Alberta working on ’60s Scoop apology

The Canadian Press

EDMONTON–Alberta is crafting a formal apology to indigenous people for the infamous ’60s Scoop.
Children’s Services minister Danielle Larivee says the government will hold six sessions around the province starting later this month to hear from survivors.
Larivee said the information will form the foundation of a formal government apology, and guide future actions on reconciliation and healing.
Starting in the 1960s, an estimated 20,000 indigenous children were taken by child-welfare agents and put into the care of non-indigenous families in Canada and the United States.
They were taken on the premise that they would receive better care but instead were stripped of their language, culture, and traditions.
Many survivors also have said they were abused by their adoptive families.
In 2015, Manitoba became the first province to formally apologize for the trauma suffered by children removed from their homes.
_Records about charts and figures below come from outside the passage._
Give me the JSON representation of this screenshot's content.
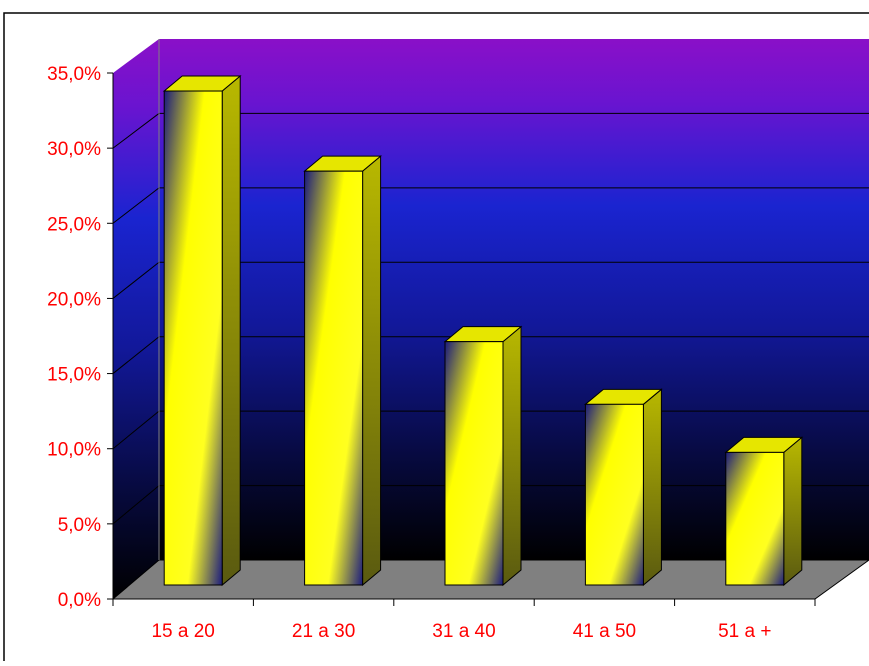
{
  "colors": {
    "bar_face": "#ffff00",
    "bar_shade": "#1a1a80",
    "bar_top": "#e6e600",
    "bar_side": "#9a9a00",
    "wall_top": "#8a10c8",
    "wall_mid": "#1a2acd",
    "wall_bottom": "#000000",
    "floor": "#808080",
    "tick_text": "#ff0000",
    "frame": "#000000"
  },
  "chart_data": {
    "type": "bar",
    "style": "3d-column",
    "categories": [
      "15 a 20",
      "21 a 30",
      "31 a 40",
      "41 a 50",
      "51 a +"
    ],
    "values": [
      33.9,
      28.4,
      16.7,
      12.4,
      9.1
    ],
    "unit": "%",
    "title": "",
    "xlabel": "",
    "ylabel": "",
    "ylim": [
      0,
      35
    ],
    "yticks": [
      "0,0%",
      "5,0%",
      "10,0%",
      "15,0%",
      "20,0%",
      "25,0%",
      "30,0%",
      "35,0%"
    ],
    "grid": true,
    "legend": "none"
  }
}
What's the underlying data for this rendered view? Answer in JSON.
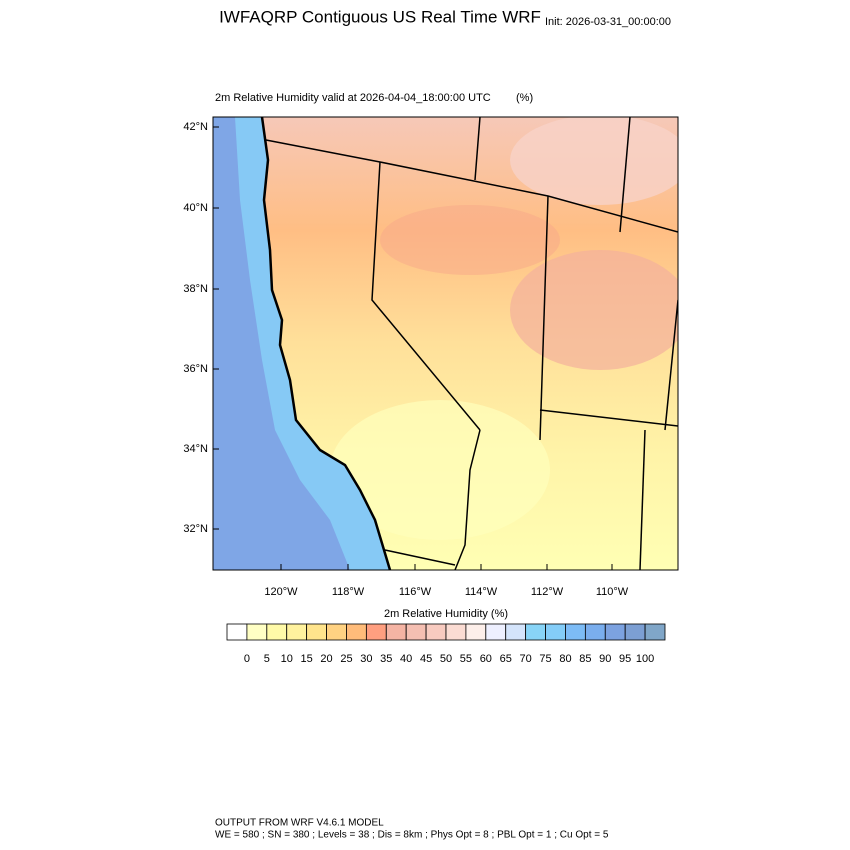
{
  "header": {
    "title": "IWFAQRP Contiguous US Real Time WRF",
    "init": "Init: 2026-03-31_00:00:00"
  },
  "map": {
    "subtitle": "2m Relative Humidity valid at 2026-04-04_18:00:00 UTC",
    "units": "(%)",
    "lat_labels": [
      "42°N",
      "40°N",
      "38°N",
      "36°N",
      "34°N",
      "32°N"
    ],
    "lon_labels": [
      "120°W",
      "118°W",
      "116°W",
      "114°W",
      "112°W",
      "110°W"
    ]
  },
  "colorbar": {
    "title": "2m Relative Humidity  (%)",
    "labels": [
      0,
      5,
      10,
      15,
      20,
      25,
      30,
      35,
      40,
      45,
      50,
      55,
      60,
      65,
      70,
      75,
      80,
      85,
      90,
      95,
      100
    ],
    "colors": [
      "#ffffff",
      "#ffffc4",
      "#fffaa8",
      "#fff29e",
      "#ffe48c",
      "#ffd282",
      "#ffbc7a",
      "#ff9f80",
      "#f5b4a4",
      "#f5bfb2",
      "#f8cbc0",
      "#fbdcd3",
      "#fdefea",
      "#eef0ff",
      "#d4e4fb",
      "#88d4f7",
      "#84cdf8",
      "#7dbcf6",
      "#7aaeee",
      "#7ca2e0",
      "#7c9fd3",
      "#80a6c8"
    ]
  },
  "footer": {
    "line1": "OUTPUT FROM WRF V4.6.1 MODEL",
    "line2": "WE = 580 ; SN = 380 ; Levels = 38 ; Dis = 8km ; Phys Opt = 8 ; PBL Opt = 1 ; Cu Opt = 5"
  }
}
Saskatchewan Premier Brad Wall has said he is ready to apologize at any time or place chosen by the Federation of Sovereign Indigenous Nations that represents First Nations in the province.
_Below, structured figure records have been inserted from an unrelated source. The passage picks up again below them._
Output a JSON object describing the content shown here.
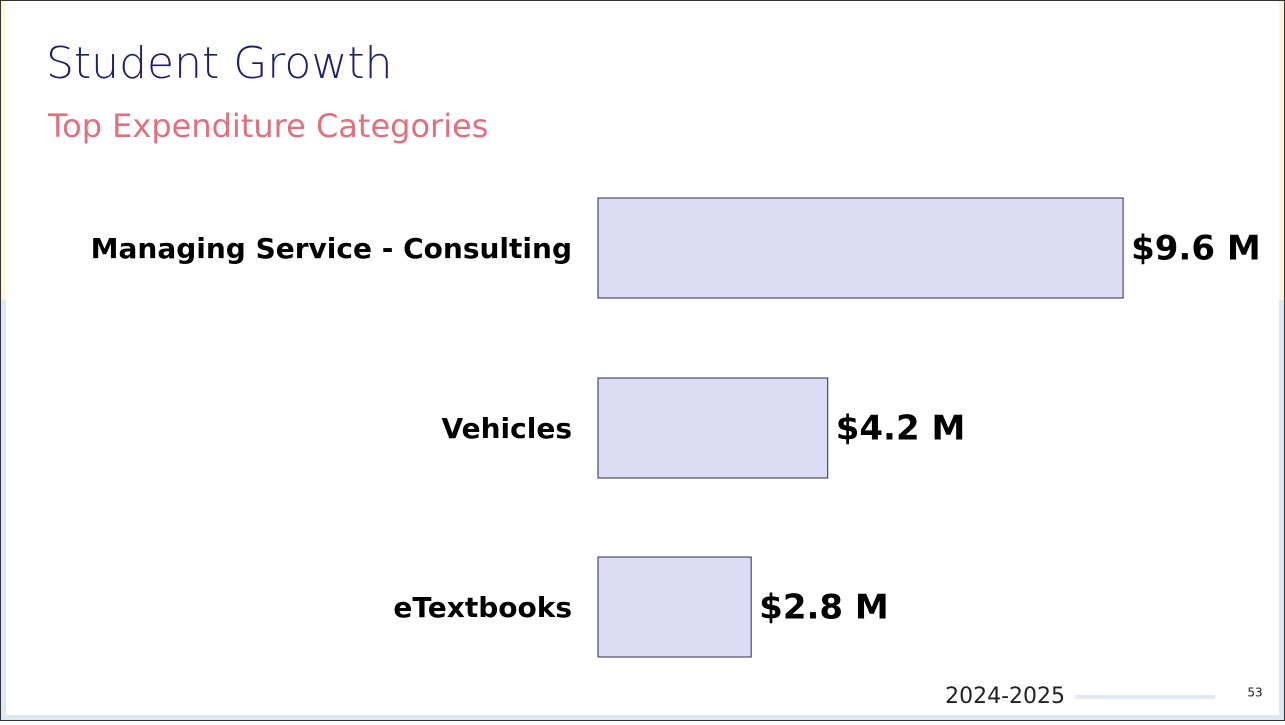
{
  "chart_data": {
    "type": "bar",
    "orientation": "horizontal",
    "title": "Student Growth",
    "subtitle": "Top Expenditure Categories",
    "categories": [
      "Managing Service - Consulting",
      "Vehicles",
      "eTextbooks"
    ],
    "values": [
      9.6,
      4.2,
      2.8
    ],
    "value_labels": [
      "$9.6 M",
      "$4.2 M",
      "$2.8 M"
    ],
    "color": "#dcdcf5"
  },
  "footer": {
    "date": "2024-2025",
    "page": 53
  }
}
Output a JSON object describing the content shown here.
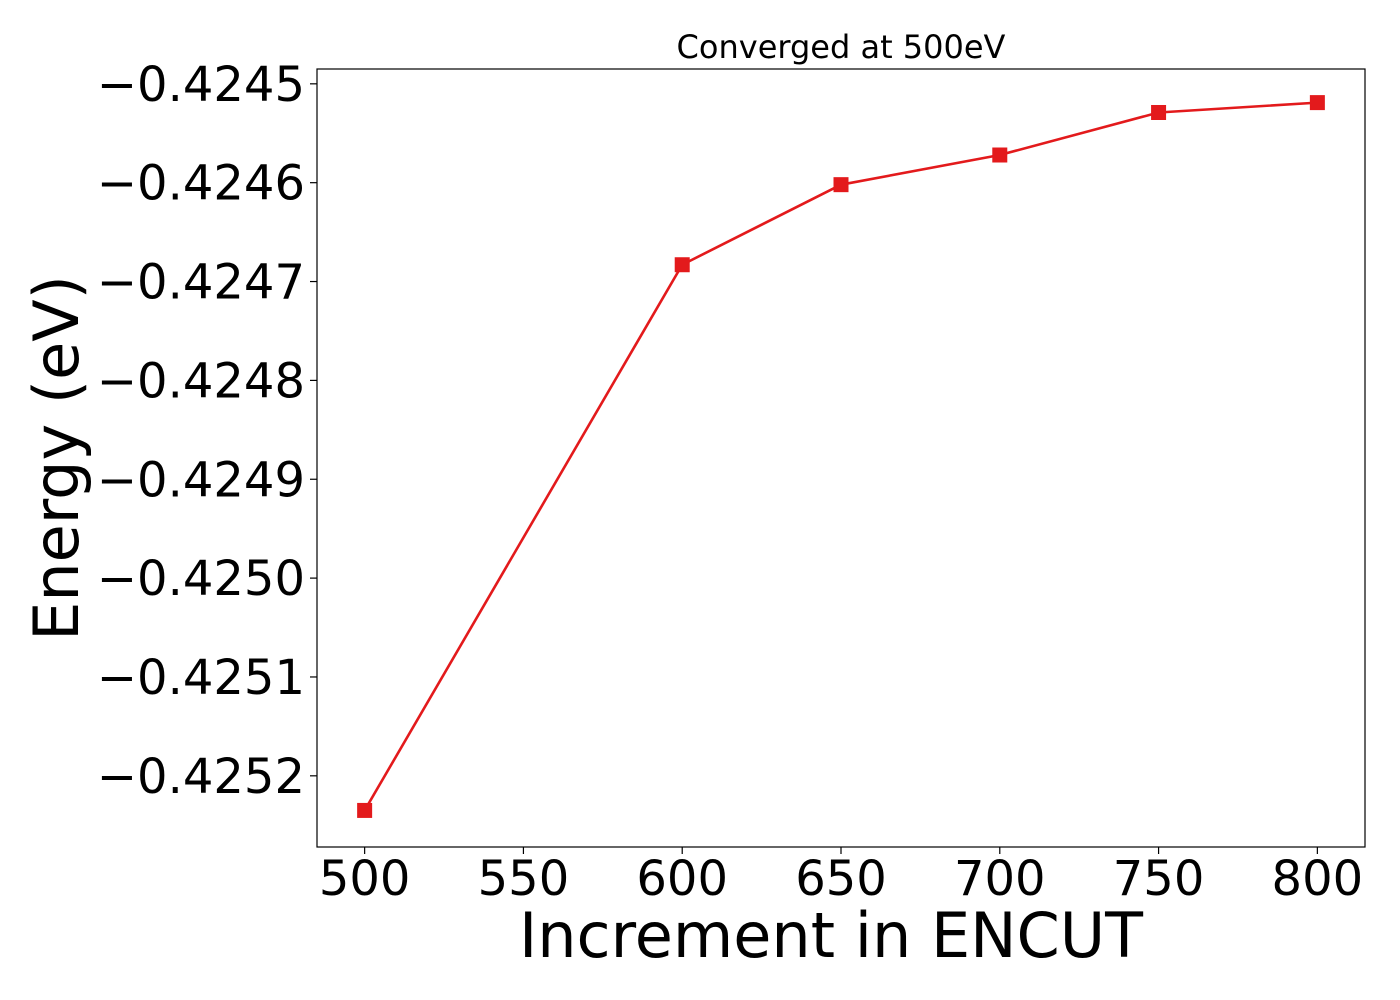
{
  "chart_data": {
    "type": "line",
    "title": "Converged at 500eV",
    "xlabel": "Increment in ENCUT",
    "ylabel": "Energy (eV)",
    "x": [
      500,
      600,
      650,
      700,
      750,
      800
    ],
    "series": [
      {
        "values": [
          -0.425235,
          -0.424683,
          -0.424602,
          -0.424572,
          -0.424529,
          -0.424519
        ],
        "color": "#e31a1c",
        "marker": "square"
      }
    ],
    "xlim": [
      485,
      815
    ],
    "ylim": [
      -0.425272,
      -0.424485
    ],
    "xticks": [
      500,
      550,
      600,
      650,
      700,
      750,
      800
    ],
    "xtick_labels": [
      "500",
      "550",
      "600",
      "650",
      "700",
      "750",
      "800"
    ],
    "yticks": [
      -0.4252,
      -0.4251,
      -0.425,
      -0.4249,
      -0.4248,
      -0.4247,
      -0.4246,
      -0.4245
    ],
    "ytick_labels": [
      "−0.4252",
      "−0.4251",
      "−0.4250",
      "−0.4249",
      "−0.4248",
      "−0.4247",
      "−0.4246",
      "−0.4245"
    ],
    "grid": false,
    "legend": false
  }
}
But he doesn’t agree with the federation’s request for provincial compensation.
The federal government already has pledged to pay up to $800 million to indigenous survivors across Canada.
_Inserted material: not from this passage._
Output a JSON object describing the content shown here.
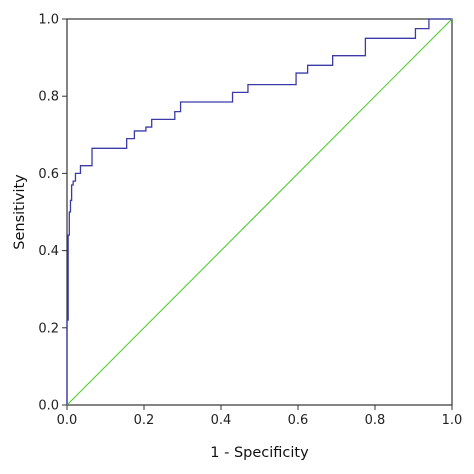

Larivee said the meetings are critical.
“Healing can only begin when we truly understand this heart-breaking historical injustice,” she said yesterday in a news release.
“That’s why we need to listen to survivors and families about what a meaningful apology should look like.
“These sessions are an important opportunity to learn from survivors about how the ’60s Scoop has impacted indigenous communities and inform the actions we will take moving forward in the spirit of reconciliation,” she added.
Sessions are to begin Jan. 18 in Peace River and wrap up March 1 in Edmonton.